The CMS agent was creating structured content.

The frontend agent was rendering pages.

The SEO agent was building metadata.

The QA agent was validating outputs.

Each thread was working independently, but they were all moving toward the same goal. It really started to feel less like I was using AI and more like I was simply steering the project.

The surprisingly simple structure

When I stepped back and looked at the system, the structure turned out to be surprisingly simple.

I interact with a PM agent whose job is purely to coordinate the work. It doesn’t implement features itself. It decides what needs to happen next and assigns work to the appropriate agents.

Each specialist agent has its own inbox in the repository. The PM places tasks into those inboxes, as markdown files, and the agents run independently, completing the work and moving tasks to a done folder. Most of the time, this means multiple agents are working in parallel.

If there are dependencies between agents, for example QA needing to wait for frontend and CMS work to finish, the PM simply lays that out clearly when assigning the tasks for that cycle, and I prompt them in the right order. Occasionally the PM also assigns tasks to me, usually when it needs a decision, approval, or something outside its capabilities.
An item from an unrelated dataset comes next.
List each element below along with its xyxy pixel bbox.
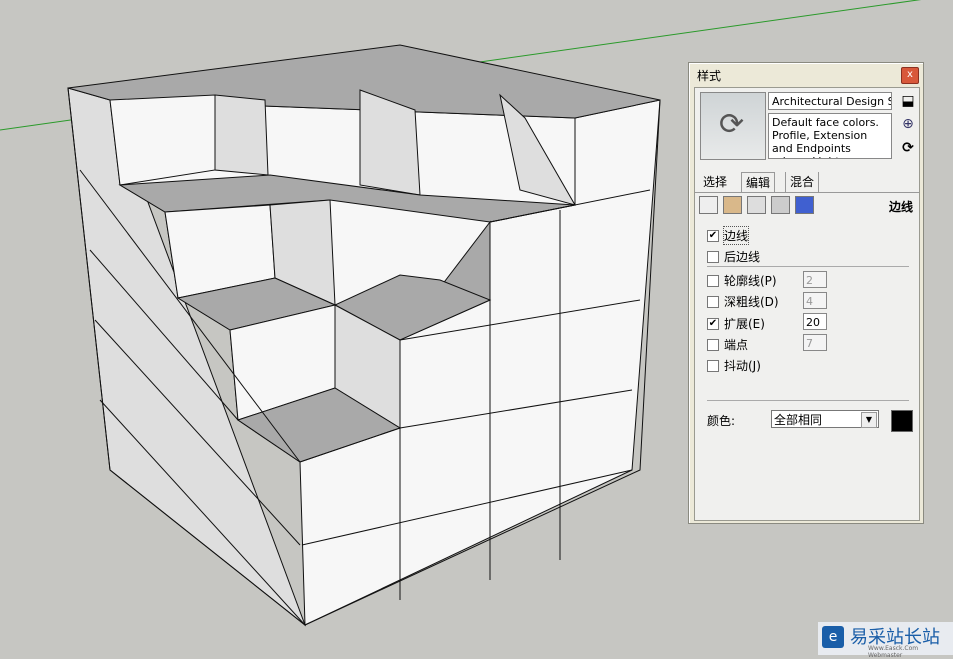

It took a bit of iteration, but once things started flowing, it was awesome.

Takeaways

This experiment shifted how I think about working with AI.
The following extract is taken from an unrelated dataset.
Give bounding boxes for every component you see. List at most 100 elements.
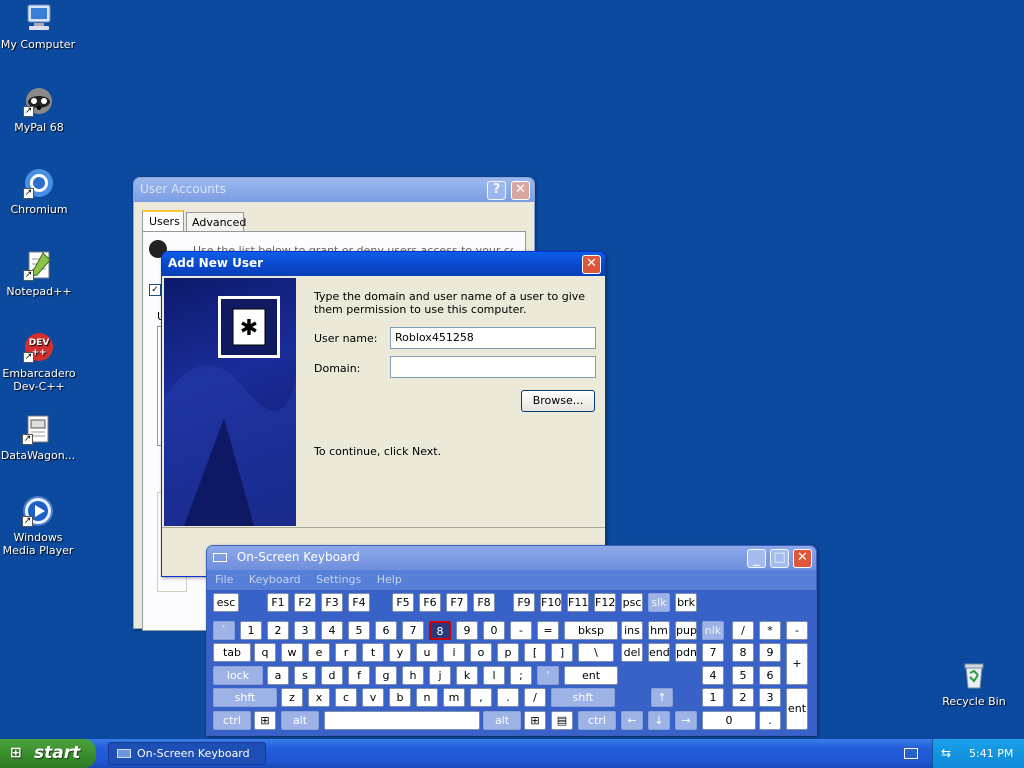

For a long time the focus has been on prompting: how to ask better questions or structure better instructions. But once you start working with agents, the skill set shifts. Prompting skills aren’t redundant, but what you explain and guide moves to a higher level.

The challenge becomes:

Articulating the mission clearly
Defining the right boundaries
Knowing when to step in and when to step back

Too much autonomy and things drift. Too much control and you’re back to micromanaging.

The sweet spot is somewhere in between.

Next steps

This system is still evolving.

There are a few things I’m already thinking about improving:

Optimising token usage so agents aren’t repeatedly loading unnecessary context
Reducing reliance on in-memory chat history by pushing more project state into the repository
General refinement of the operating model to further streamline the overall flow

And of course, the big one: autonomy.

Self-organising agent teams are clearly on the horizon. Some tools are already experimenting with it. For example, Claude Code agent teams allow agents to spawn specialised sub-agents automatically.

When that becomes stable, a lot of the orchestration I built manually may disappear, but I suspect the lessons from this experiment will still apply.

Because I expect the real challenge, and skill, will remain the same:

How to articulate a goal clearly enough that AI can run with it and then trusting the system enough to let it.